The good news is: we have an estimated 200 million unique visitors per month. The bad news is: we don’t always know very much about these visitors.
There are two simple reasons for this. First, not all of our visitors have user accounts. Second, not every user logs in when visiting our sites. We know very little about these “anonymous” visitors, so let’s call them Strangers.
Some visitors we do know quite a bit about though: those who have logged in with a user account containing information about themselves, e.g., age, gender, and home location. Let’s call these visitors Users.
In our User Modeling team, the data we collect about Users is leveraged to build models which can predict things like age and gender for Strangers. Ideally, all of our Strangers will eventually become Users. Until that happens, these models help us predict the information we’re missing, effectively creating an inferred User Profile.
Ultimately, this inferred information helps us:
- Better understand our visitors (“what’s the demographic breakdown of readers of this article?”)
- Serve more relevant content (“what content should we show people browsing our sites?”)
Age and Classifieds
Now, let’s dive right into the data. What is immediately visible in the data we collect today, and how can this be used to predict age?
By analyzing the millions of page views generated by users of Finn (our classified site in Norway), we can see how interest in classified categories changes over time:
The proportion of pages visited in each category is represented by the height of the line (the y-axis). This is indexed at 1 so we can compare across categories. Think of the lines as measures of user interest in these different categories, sorted by age.
For instance, the graph shows people in their early 20’s have a high interest in house or flat rentals. It also shows that people in their 50’s are more interested in holiday houses.
Intuitively, the graph makes sense, and is explained by these underlying facts:
- Part-time jobs are mainly relevant during your teenage years.
- Your focus shifts towards finding a home to rent when you move out of your parent’s house.

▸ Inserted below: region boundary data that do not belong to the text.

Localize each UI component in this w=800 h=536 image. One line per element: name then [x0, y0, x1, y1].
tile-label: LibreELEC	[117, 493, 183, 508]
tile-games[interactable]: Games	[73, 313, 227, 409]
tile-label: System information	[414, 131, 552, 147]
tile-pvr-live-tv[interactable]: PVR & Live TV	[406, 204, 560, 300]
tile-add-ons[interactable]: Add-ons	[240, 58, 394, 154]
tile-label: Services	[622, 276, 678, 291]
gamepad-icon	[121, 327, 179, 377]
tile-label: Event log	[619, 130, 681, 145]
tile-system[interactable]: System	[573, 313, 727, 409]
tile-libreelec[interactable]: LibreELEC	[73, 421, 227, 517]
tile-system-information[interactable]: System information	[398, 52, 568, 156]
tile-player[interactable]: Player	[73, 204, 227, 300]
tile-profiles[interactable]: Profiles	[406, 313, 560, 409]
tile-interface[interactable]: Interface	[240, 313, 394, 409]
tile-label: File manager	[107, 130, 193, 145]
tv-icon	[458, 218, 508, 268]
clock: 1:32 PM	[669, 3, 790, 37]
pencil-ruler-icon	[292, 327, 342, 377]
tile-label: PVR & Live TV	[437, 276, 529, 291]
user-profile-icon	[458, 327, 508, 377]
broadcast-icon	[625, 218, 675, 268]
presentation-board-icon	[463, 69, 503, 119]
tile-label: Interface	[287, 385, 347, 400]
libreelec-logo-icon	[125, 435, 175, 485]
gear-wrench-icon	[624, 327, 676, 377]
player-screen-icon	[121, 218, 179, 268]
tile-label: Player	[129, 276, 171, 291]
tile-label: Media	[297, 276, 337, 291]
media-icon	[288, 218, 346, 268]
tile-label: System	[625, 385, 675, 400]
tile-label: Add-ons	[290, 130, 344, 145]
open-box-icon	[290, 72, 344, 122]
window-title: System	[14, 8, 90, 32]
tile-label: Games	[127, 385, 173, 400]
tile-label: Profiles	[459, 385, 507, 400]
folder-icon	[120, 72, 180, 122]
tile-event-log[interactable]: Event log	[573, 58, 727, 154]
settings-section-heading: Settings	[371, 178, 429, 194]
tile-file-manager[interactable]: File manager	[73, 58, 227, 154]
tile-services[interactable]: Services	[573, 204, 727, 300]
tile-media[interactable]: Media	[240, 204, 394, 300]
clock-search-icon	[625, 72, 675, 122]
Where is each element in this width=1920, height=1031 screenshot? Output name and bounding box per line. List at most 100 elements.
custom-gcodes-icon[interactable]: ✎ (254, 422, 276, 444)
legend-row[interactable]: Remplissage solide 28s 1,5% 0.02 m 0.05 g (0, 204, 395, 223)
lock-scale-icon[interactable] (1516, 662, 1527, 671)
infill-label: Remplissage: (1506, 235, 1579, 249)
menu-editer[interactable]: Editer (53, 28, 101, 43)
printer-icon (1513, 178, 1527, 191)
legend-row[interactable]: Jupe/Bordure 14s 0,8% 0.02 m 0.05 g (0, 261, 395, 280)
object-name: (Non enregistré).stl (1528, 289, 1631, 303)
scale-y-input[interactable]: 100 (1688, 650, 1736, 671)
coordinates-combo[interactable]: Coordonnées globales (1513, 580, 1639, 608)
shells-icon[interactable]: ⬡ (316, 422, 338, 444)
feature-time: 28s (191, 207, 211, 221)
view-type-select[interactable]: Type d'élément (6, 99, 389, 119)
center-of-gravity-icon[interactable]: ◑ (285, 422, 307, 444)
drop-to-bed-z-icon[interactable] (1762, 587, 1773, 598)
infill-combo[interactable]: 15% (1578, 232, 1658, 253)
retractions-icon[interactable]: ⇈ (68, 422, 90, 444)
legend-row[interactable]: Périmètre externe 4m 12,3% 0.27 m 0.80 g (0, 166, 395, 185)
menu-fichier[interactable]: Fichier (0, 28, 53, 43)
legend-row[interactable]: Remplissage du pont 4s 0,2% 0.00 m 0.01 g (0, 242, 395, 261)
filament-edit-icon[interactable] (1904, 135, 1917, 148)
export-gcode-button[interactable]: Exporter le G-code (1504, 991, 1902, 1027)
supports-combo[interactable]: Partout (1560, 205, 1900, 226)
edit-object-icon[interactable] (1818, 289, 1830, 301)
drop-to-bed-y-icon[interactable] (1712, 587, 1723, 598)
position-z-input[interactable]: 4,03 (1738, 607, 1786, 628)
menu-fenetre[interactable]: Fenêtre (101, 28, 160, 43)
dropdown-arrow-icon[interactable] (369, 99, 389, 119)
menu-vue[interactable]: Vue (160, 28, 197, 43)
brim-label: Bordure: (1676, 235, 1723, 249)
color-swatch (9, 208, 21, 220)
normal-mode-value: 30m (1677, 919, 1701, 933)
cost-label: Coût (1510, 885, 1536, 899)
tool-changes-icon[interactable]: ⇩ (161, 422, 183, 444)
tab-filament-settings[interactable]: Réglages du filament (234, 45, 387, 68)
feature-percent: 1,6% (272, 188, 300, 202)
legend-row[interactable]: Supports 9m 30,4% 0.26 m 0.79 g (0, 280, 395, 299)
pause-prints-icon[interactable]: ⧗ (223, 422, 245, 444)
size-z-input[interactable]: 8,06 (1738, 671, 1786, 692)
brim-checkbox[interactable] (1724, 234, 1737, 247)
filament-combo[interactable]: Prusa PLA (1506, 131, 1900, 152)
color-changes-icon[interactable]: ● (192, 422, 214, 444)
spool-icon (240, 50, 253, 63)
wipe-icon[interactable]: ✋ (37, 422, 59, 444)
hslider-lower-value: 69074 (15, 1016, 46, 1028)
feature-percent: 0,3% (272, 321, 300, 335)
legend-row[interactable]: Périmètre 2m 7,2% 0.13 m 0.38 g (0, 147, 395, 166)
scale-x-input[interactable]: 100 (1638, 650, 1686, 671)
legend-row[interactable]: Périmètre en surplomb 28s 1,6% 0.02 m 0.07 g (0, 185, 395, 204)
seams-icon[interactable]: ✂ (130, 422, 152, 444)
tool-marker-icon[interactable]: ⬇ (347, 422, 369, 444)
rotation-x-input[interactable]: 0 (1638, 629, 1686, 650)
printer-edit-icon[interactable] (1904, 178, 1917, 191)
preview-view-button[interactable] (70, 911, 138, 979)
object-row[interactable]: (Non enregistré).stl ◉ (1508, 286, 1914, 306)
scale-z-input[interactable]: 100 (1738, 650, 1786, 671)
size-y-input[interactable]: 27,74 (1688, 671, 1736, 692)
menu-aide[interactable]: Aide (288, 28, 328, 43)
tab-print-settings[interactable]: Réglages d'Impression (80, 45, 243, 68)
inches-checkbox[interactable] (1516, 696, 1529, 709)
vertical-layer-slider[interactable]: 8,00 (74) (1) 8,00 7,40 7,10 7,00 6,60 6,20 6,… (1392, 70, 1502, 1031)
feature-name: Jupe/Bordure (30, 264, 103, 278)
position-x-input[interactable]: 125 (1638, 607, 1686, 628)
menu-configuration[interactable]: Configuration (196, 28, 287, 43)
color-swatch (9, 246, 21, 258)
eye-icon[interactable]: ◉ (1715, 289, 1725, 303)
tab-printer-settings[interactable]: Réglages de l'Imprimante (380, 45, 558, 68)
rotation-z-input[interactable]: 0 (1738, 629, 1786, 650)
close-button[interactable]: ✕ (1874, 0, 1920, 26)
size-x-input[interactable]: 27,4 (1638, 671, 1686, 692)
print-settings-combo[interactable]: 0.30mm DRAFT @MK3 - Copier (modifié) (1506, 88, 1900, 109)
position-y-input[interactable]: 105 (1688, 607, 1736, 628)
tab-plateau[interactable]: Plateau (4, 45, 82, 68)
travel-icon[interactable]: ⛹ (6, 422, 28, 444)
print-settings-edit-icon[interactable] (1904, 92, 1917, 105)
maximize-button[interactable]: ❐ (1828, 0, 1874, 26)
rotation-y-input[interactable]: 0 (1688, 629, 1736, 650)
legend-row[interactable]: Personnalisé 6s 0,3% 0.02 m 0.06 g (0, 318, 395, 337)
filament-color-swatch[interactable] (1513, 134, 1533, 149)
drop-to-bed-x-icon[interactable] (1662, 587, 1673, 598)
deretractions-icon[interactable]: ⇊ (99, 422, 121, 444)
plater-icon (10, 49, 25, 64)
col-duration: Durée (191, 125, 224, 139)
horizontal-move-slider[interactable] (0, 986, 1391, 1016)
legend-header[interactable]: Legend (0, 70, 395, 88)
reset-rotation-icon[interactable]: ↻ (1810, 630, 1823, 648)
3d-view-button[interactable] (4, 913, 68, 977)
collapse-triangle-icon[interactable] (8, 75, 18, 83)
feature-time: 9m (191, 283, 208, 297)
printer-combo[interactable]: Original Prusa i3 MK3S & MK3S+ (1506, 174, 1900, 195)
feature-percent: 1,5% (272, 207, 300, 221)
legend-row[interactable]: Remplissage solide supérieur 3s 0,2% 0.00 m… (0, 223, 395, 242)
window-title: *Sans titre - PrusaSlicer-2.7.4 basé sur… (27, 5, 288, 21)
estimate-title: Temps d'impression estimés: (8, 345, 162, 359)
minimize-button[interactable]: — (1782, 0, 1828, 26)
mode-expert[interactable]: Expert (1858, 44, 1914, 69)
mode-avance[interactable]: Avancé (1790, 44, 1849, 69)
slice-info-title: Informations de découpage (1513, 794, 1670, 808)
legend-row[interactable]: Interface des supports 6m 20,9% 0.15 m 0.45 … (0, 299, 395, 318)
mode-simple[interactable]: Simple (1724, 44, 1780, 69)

This typically happens around age 20 (Scandinavians leave the nest early!)
- Norwegians generally aim to own a home – home ownership rates in Norway are higher than in the rest of Western Europe – so interest peaks fairly early, at age 30.
- Holiday houses become more interesting almost linearly as you accumulate wealth and approach retirement.
The cool thing is that the data gives us all this information. A machine doesn’t need to know about Norwegian home ownership rates or their linearly increasing need to migrate to warmer temperatures – it can just look at our data!
And this is basically how we build models: just as in the graph above, where we know the ground truth (in this case the age of the users) machine-learning algorithms look at rough data representations to find relationships between interests and age, resulting in a model that can predict age.
If you give the algorithm a visitor’s page view history (a proxy for their interests), it can predict their age with some degree of error.
One of the things I love about Schibsted is that we have classified sites all over the world. This means we can compare users in different countries doing the same things: browsing, buying, and selling stuff online.
The curves are fascinatingly similar. Both peak in your early twenties, stay high for about three years, then rapidly decline. The French home-renting interest starts just a little bit later – one year, to be exact. This is more or less consistent with the aforementioned statistics (these stats indicate the interest should start two years later though).
The graph for Leboncoin is created from data for just one day*.
Think about that for a moment. By inspecting data points generated by our users on a single day, we can discover their interests over their entire lives.
This is your life in classifieds.
We can create these curves for any category on a classified site. Below is the interest curve for “Video Games” from Leboncoin.
What other categories might reveal a person’s age? Tell us in the comment field below and we might test some of your hypotheses.
* This is the reason the Leboncoin graph jumps around more: towards the right we have less data. We built the Finn graph on 30 days’ data. This cancels out more noise and creates a smoother curve.